The real impetus for change was the arrival of low-cost airlines – the typical cost of a return flight to northern Europe for example dropped from around €200 to under €100 and the number of destinations flying in to Porto increased from around 20 to over 80 now. In 2021, just under 2 million foreigners visited Porto a tenfold increase over 20 years and with average expenditure around the €600 mark, that is a lot of money being sucked into the city and the tourism infrastructure has boomed to cater for all this demand, in particular new hotels.
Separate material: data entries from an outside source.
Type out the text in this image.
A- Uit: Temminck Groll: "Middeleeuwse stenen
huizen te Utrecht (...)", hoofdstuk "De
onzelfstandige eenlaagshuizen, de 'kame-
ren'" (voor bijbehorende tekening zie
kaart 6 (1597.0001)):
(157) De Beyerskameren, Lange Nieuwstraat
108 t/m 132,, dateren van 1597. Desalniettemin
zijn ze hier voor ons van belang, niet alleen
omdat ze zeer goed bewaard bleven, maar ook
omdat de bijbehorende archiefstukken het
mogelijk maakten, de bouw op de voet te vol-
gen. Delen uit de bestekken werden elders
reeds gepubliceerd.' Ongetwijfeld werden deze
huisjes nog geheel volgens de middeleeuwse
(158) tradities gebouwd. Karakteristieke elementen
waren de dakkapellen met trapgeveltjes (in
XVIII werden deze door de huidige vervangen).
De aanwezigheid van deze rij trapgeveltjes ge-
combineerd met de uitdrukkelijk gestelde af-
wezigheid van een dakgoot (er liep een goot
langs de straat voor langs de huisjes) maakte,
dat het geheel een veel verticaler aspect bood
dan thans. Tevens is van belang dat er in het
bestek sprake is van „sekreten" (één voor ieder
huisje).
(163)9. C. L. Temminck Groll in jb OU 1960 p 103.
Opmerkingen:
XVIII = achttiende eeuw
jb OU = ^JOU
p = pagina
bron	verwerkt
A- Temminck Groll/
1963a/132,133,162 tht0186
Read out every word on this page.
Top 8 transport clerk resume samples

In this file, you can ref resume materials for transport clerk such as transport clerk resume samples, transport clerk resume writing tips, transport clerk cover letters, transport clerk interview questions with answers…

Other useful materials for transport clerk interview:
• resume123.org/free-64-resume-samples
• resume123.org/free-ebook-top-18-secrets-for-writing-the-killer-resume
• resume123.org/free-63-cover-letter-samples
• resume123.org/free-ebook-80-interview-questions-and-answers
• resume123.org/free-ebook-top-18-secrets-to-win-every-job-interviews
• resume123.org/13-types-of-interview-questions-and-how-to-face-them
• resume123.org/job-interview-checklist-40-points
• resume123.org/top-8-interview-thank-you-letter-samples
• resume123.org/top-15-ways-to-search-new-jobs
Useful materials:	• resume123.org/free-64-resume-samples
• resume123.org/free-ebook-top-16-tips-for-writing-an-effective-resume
As a DMC in Porto, where we have to organise all manner of corporate events, it has been a godsend to have so many new world class hotels to choose from, as it means that we can offer our clients a broad choice of hotels, from 150 bedroom chain hotels with all of the corporate facilities to small boutique hotels in restored historic buildings and everything in between. Because Porto started developing its tourist infrastructure much later than the other cities it trumped to this tourism award for example, it has meant that Porto has been able to learn some valuable lessons, in particular about not killing the goose that lays the golden eggs: so Porto has managed to hold on to its small city feel, by only allowing sympathetic development and wherever possible preserving original buildings and re-purposing them and it means that the city has somehow clung on to a sense of authenticity (which must be one of the main reasons it won the award!).

It is part of our job at Porto Events to bang the drum for Porto and we are of course enormously proud of what the city has to offer, making it the perfect destination for small and medium sized incentive trips and other corporate events. It is very gratifying though to see an independent organisation like the World Travel Awards so wholeheartedly agree with us!